Lehrstuhl für Digital Humanities, Universität Passau
Sächsische Akademie der Wissenschaften zu Leipzig (Saxon Academy of Sciences and Humanities in Leipzig)
Workshop-Konzept
Zahlreiche Projekte der eHumanities fokussieren auf die Verarbeitung
von Information, die in Textform codiert sind. Andere Modalitäten der
Informationsübermittlung und -übertragung, wie beispielsweise visuelle Medien, bleiben
in den DH häufig außen vor. Ein Grund dafür ist das breite Spektrum an etablierten Verfahren, das für solche Fragestellungen zur Verfügung steht. Ist man bei der Analyse von Texten in der Zwischenzeit so weit, sich den Inhalten und Kontexten durch automatisierte computergestützte Analyseverfahren zu nähern, verweilt man bei anderen Modalitäten wie Bildern allzu oft auf einer Ebene, wo verglichen mit der Textanalyse eher Buchstaben gezählt werden. Aus der Perspektive der Kulturwissenschaften ergibt sich hier ein
desideratum; schließlich widmen sich diese der (menschlichen) Kultur in ihrer ganzen Bandbreite und decken kulturelle Äußerungen im weitesten Sinne ab, die unterschiedlichste Modalitäten,
wie beispielsweise physische Artefakte und performative Handlungen,
mit einschließen. Zwar ist es eingeschränkt möglich, kulturelle
Phänomene zu transkribieren, also in textuelle Form zu bringen, was
aber kaum automatisierbar ist und Informationsverluste birgt. Native
Ansätze, welche auf jeweils spezifische Eigenschaften der zu
untersuchenden Modalität eingehen, erscheinen deshalb vielversprechend. Neueste Ansätze der Computer Vision
bieten hier ein großes Potential, denn sie ermöglichen es, sich auch
Inhalten jenseits des Textes
automatisiert zu nähern, was Möglichkeiten für computergestützte multimodale Analysen eröffnet.
In jüngster Zeit halten nun Methoden der Computer Vision langsam
Einzug in die Digital Humanities (Tilton/Arnold 2018). Dabei wird allerdings das volle Potential des Deep Learning nicht ausgeschöpft. Zwar finden Neuronale Netze zur Bilderkennung Anwendung in den Digital Humanities, diese beschränken sich aber oft auf die Nutzung vortrainierter Netze. Hier ergeben sich potentielle Probleme, werden diese Netze doch in der Regel auf einige wenige etablierte Bildkorpora wie etwa Microsofts COCO-Dataset (Common Objects in Context, http://cocodataset.org) trainiert. Dabei handelt es sich um Bildmaterial, das vorwiegend aus dem Nordamerika des 21. Jahrhunderts stammt. Für viele kulturwissenschaftliche Fragestellungen, die auf andere Zeiträume und/oder andere Kulturkreise abzielen, ergibt sich daraus ein Bias, der die Ergebnisse verfälschen kann. In solchen Fällen ist dann ein selbst durchgeführtes, zielgerichtetes Training notwendig, das auf die spezifische Fragestellung abgestimmt ist. Ein solches Training neuronaler Netze ist jedoch keineswegs trivial, sondern erfordert eine Menge Vorarbeit, Wissen um grundlegende Trainingsstrategien und vor allem auch Erfahrung im Tweaken der Parameter.

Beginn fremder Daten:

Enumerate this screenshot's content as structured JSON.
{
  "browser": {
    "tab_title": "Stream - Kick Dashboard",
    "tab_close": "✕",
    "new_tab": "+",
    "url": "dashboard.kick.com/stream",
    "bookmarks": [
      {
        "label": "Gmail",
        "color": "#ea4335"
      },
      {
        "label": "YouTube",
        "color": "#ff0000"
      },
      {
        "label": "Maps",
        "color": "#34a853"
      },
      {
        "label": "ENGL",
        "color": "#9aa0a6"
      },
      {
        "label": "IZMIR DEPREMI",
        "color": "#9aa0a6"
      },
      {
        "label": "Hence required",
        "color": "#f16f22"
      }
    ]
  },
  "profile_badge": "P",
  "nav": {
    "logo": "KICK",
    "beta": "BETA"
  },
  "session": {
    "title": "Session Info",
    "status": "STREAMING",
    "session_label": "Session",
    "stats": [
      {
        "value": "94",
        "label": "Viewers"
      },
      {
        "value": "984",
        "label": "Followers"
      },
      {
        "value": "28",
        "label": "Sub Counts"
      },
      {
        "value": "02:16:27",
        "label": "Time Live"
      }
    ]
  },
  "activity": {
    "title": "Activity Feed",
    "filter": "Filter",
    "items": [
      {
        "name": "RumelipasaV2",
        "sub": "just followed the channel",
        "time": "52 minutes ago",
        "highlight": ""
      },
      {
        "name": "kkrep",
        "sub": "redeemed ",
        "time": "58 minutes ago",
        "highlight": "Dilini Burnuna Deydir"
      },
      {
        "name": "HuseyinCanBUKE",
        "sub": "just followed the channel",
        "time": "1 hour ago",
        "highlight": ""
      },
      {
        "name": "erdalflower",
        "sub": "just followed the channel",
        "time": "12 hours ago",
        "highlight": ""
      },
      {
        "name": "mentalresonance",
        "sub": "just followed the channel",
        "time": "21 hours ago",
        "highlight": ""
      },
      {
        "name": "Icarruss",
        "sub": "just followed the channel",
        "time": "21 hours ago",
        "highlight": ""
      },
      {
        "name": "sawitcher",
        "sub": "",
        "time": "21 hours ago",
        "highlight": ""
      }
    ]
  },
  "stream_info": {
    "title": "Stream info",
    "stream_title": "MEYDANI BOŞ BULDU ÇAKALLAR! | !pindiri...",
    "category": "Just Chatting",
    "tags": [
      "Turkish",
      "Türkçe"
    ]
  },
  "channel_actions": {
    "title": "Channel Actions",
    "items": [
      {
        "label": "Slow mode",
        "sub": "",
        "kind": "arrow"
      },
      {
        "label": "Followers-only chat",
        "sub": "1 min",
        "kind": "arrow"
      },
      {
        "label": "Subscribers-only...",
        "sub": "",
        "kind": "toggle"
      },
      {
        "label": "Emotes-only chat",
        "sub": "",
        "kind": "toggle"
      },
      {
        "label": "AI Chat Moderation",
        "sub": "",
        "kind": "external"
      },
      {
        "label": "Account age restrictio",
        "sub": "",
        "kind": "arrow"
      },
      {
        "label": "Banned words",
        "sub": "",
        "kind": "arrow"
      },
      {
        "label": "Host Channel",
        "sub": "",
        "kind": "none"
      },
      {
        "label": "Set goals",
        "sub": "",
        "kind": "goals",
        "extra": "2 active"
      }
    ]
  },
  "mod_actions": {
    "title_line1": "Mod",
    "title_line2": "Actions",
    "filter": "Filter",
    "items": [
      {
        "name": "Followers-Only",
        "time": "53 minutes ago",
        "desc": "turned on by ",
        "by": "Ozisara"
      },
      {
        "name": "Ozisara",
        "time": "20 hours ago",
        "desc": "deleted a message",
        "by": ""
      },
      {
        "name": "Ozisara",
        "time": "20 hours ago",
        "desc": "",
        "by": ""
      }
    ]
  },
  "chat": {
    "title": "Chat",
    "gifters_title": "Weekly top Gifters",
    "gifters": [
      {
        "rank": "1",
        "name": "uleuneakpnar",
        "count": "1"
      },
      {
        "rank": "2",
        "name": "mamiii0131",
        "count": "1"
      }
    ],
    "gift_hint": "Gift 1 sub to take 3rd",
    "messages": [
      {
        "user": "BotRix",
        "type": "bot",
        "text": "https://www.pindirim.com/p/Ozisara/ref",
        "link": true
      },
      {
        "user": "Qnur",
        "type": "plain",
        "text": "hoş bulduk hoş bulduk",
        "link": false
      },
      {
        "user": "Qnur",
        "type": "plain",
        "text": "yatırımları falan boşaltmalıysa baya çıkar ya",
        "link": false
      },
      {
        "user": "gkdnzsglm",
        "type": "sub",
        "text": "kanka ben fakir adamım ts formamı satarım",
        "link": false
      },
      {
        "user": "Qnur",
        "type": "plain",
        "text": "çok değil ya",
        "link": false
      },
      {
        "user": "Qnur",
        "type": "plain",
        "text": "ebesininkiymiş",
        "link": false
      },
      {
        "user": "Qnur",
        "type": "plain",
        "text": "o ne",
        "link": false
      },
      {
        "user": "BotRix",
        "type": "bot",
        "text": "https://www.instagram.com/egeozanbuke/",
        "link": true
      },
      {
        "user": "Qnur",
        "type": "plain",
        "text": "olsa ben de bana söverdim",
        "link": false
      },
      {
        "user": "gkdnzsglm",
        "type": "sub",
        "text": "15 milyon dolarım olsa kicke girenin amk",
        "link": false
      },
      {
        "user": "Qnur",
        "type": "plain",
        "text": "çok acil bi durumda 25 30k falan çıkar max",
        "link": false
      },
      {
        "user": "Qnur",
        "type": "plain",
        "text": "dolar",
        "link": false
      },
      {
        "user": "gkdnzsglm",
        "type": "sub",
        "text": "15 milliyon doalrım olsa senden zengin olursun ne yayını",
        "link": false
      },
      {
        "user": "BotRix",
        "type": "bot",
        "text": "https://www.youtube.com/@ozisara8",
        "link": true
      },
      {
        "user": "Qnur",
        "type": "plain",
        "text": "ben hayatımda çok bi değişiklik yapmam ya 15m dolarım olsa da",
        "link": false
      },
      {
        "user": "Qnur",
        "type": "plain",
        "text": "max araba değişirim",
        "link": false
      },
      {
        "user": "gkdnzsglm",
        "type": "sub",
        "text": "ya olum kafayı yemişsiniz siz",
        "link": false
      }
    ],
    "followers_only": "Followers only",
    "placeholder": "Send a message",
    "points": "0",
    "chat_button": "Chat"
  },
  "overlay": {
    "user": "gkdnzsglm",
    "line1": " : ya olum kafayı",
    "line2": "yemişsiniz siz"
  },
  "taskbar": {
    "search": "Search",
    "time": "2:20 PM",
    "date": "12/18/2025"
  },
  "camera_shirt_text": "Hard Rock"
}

Der Workshop soll grundlegende Kenntnisse zur Anwendung von State-of-the-Art-Algorithmen der Computer Vision in den Digital Humanities vermitteln.
Er baut auf den Erfahrungen auf, die die beiden Workshopleiter im Rahmen ihrer Tätigkeit am Passau Center for eHumanities (PACE) sammeln konnten. Die Ergebnisse wurden auch in den letzten zwei DHd-Konferenzen in Vorträgen vorgestellt (Bermeitinger et al. 2017; Decker et al. 2018). In der dreijährigen Projektlaufzeit wurde ein reicher Schatz an Erfahrungen im Umgang mit Neuronalen Netzen gesammelt und eine Reihe von einfachen und klar strukturierten Workflows entwickelt, die nun mit einer interessierten Öffentlichkeit geteilt werden sollen. Eine Hoffnung ist, dass der Workshop Anstoß für Projekte gibt, die visuelle Medien quantitativ erfassen wollen und gleichzeitig
die vorgestellten Methoden einer kritischen Evaluation unterziehen und weiterentwickeln.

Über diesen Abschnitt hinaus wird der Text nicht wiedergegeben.